Huizenga cited a Supreme Court decision in June that curbed the authority of the Environmental Protection Agency to limit power plant emissions under the Clean Air Act. In a 6-3 decision on West Virginia vs. EPA, the court cited the “major questions doctrine,” holding that federal agencies need direction from Congress before setting regulations with significant economic or political impact.
“The SEC’s climate disclosure rule is a prime example of this overreach,” Huizenga said.
Under the regulation, CFOs would need to describe on Form 10-K their strategy toward climate risk, including plans to achieve any targets they have set for curbing such risk.
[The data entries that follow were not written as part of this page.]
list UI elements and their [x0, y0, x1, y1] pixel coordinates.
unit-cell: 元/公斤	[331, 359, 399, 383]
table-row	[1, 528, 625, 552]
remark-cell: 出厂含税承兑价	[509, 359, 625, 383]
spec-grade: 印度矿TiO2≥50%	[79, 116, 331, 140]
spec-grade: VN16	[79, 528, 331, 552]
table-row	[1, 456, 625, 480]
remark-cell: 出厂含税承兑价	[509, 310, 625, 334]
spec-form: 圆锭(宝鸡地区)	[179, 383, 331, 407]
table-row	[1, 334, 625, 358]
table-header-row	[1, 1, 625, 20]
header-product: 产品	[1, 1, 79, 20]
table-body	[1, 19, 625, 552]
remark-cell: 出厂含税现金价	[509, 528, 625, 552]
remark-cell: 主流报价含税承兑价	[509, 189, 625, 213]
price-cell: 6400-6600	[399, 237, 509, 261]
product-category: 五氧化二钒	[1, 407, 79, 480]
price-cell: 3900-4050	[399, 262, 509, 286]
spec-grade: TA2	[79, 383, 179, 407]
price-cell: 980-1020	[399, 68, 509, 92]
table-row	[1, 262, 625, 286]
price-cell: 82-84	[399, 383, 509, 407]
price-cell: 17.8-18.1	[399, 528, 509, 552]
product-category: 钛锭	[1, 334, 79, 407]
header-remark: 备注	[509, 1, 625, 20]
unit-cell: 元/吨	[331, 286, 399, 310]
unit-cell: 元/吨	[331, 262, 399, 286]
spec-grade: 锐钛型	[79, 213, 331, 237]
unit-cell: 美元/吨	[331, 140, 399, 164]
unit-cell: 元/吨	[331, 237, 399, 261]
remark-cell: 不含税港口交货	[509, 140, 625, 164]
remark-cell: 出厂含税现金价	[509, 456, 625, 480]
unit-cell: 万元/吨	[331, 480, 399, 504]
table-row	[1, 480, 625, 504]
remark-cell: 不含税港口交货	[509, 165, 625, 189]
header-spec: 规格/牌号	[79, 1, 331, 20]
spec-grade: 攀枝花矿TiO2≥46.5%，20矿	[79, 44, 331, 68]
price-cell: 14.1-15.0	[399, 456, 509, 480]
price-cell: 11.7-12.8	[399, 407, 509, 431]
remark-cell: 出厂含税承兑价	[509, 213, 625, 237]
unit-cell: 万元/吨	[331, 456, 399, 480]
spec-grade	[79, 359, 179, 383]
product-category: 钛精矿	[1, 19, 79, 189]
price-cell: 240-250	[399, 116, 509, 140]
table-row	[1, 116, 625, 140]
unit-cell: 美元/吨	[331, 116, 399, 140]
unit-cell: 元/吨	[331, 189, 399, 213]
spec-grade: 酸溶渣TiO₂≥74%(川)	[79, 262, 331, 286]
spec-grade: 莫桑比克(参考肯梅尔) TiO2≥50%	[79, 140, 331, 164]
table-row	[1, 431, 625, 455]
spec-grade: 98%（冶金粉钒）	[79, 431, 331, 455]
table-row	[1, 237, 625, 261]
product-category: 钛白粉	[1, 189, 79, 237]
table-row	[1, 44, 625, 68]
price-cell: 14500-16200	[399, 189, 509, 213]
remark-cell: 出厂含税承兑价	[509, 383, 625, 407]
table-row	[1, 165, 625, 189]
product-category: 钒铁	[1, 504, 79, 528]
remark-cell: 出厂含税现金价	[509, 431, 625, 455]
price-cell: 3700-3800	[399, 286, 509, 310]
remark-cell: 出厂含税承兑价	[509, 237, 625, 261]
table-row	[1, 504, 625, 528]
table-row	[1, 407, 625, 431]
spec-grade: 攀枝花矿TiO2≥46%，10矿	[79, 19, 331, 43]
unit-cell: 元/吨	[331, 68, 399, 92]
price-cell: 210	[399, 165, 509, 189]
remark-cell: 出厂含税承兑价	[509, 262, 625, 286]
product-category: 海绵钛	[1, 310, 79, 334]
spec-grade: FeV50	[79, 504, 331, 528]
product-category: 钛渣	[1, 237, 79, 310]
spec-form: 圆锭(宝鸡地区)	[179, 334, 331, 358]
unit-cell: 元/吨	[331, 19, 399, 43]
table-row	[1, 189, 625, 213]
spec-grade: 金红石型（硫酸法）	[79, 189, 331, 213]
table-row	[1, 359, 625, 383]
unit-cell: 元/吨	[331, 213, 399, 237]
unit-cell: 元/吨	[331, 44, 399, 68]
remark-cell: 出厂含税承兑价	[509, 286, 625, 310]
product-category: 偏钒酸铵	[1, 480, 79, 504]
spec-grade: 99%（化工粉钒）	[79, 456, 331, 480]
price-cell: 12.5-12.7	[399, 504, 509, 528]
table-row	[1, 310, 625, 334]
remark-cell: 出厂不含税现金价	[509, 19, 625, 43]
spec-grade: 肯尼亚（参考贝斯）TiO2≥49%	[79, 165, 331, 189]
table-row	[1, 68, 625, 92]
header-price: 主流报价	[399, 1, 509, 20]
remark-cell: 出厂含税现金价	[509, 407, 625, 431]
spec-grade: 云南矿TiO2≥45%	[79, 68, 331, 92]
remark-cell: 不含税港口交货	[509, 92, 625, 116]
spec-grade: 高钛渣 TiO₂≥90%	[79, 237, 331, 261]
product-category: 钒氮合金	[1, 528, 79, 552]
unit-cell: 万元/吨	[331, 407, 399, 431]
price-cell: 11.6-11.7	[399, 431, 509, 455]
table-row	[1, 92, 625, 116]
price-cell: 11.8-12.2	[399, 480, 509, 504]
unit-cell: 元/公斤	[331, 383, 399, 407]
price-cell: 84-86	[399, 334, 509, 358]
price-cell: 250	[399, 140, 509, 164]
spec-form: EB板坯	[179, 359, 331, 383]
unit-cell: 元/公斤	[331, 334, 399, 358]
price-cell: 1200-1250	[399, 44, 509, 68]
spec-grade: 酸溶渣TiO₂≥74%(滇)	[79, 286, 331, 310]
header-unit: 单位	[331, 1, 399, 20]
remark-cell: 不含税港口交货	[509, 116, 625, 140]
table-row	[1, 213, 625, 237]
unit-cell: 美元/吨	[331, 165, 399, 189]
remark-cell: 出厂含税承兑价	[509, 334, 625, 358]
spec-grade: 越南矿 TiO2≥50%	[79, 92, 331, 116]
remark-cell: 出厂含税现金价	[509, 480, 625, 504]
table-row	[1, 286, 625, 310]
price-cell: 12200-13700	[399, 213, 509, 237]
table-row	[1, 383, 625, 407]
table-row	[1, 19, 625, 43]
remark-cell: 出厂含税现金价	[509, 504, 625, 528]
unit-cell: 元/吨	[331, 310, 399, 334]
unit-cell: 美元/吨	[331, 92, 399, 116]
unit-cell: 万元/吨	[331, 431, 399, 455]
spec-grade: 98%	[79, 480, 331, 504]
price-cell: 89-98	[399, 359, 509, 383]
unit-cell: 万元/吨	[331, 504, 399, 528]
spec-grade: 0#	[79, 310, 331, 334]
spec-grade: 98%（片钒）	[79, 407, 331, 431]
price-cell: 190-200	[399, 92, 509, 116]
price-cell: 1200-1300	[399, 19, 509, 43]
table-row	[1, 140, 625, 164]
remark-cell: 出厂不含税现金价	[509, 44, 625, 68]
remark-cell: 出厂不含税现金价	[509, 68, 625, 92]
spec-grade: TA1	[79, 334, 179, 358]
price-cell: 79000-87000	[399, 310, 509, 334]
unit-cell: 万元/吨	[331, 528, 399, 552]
Companies would also need to disclose data on their greenhouse gas emissions, either from their facilities or through their energy purchases, and obtain independent attestation of their data.
Companies that have already committed to detailed GHG disclosure would need to report on so-called Scope 3 GHG emissions among their upstream and downstream business partners across their supply chains.
Clear, uniform disclosures on the costs from climate change will benefit both businesses and investors, according to SEC Chair Gary Gensler. Businesses will gain detailed insights into potential costs and opportunities, while investors will be able to better gauge risks at specific companies and compare risk levels across industries.
The SEC rule and other administration initiatives focused on ESG standards “are solely an attempt to strong-arm financial institutions and other firms into choking off capital to industries that are foundational to our nation’s economy, yet are continually villainized by the far left,” 12 Republican senators said in a Dec. 7 letter to Biden.
The SEC is poring over 14,000 public comments to its 490-page draft rule and plans to release a final version before May.
The agency rule is part of a broad, ideologically inspired plan, McHenry said.
“Progressives are trying to do with American business what they already did to our public education system — using our institutions to force their far-left agenda on the American people,” he said in a statement.
The ESG Working Group “will develop a comprehensive approach to ESG that protects the financial interests of everyday investors and ensures our capital markets remain the envy of the world,” McHenry said.